Interestingly, celiac is one of those diseases that do not always test positive or negative. In fact, only 30% of patients tested who had partial villous atrophy, revealed a positive test. Our early testing is not sufficient for early detection.
Today, it seems that in order for a physician to begin treating a patient for celiac, or to suggest a gluten-free diet, they need to have an advanced stage of gluten sensitivity, such as villous atrophy, which is really too late for effective treatment for many people. Ironically, many with celiac never develop advanced stages resulting in villous atrophy! So what does this mean for this population of patient?

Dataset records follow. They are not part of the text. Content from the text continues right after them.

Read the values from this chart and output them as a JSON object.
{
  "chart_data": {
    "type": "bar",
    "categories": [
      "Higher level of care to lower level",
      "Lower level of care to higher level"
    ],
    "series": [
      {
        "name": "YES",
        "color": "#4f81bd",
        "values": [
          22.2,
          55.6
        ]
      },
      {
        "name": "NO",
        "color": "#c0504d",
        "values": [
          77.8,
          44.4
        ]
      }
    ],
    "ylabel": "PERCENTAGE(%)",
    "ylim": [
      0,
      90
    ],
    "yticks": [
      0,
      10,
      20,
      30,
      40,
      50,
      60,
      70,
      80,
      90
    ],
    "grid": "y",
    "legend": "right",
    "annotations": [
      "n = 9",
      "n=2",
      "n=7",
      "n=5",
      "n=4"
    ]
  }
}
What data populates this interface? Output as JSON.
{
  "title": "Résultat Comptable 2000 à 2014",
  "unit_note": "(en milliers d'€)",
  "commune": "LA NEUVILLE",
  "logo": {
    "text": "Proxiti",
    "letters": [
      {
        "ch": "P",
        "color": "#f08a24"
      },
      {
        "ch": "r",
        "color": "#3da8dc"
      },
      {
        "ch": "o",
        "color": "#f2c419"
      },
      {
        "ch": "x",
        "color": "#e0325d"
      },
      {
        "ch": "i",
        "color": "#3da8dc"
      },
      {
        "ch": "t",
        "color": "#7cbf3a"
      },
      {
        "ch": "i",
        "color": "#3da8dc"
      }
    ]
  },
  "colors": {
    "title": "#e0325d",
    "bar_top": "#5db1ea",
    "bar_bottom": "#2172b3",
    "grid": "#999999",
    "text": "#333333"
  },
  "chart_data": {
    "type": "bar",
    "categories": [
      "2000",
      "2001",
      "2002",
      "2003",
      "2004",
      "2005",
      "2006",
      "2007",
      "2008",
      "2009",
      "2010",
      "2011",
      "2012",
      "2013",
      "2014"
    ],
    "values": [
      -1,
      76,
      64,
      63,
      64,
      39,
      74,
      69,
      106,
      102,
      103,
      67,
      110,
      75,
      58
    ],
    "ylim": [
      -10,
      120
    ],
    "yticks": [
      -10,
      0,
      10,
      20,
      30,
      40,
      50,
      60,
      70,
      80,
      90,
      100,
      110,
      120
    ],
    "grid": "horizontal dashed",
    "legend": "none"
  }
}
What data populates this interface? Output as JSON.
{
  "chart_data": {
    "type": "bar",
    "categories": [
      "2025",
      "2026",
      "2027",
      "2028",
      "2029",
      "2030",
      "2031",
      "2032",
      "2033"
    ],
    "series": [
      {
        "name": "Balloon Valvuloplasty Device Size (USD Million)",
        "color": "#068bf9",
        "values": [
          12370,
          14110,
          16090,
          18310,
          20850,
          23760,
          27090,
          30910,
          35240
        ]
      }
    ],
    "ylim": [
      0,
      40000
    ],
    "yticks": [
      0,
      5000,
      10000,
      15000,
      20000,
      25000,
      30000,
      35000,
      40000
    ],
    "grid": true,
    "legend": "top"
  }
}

Having villous atrophy can yield a diagnosis of celiac, but having all the other symptoms and villi that have not totally atrophied at time of testing will likely reveal a negative result for celiac-according to your physician. This population may only present with mild inflammatory abnormality-which will likely go on untreated. At this stage, the patient likely has a gluten intolerance or sensitivity that is going to progress and needs to be addressed.
The longer gluten sensitive people continue to eat gluten, unknowingly, the higher the likelihood of developing a more serious autoimmune disease eventually.
So what now? Well, if you suspect that you may have celiac, or gluten intolerance, get checked out first, and if so, try a gluten free diet for a few months to see if your symptoms let up.
While you’re getting tested consider this: if you are not at end stage celiac disease and are anything short of the extreme stage of it (early or latent celiac sprue), you may test normally in blood work. However, the measurable, antibodies are found inside the intestine only, NOT in the blood, so your labs may look normal.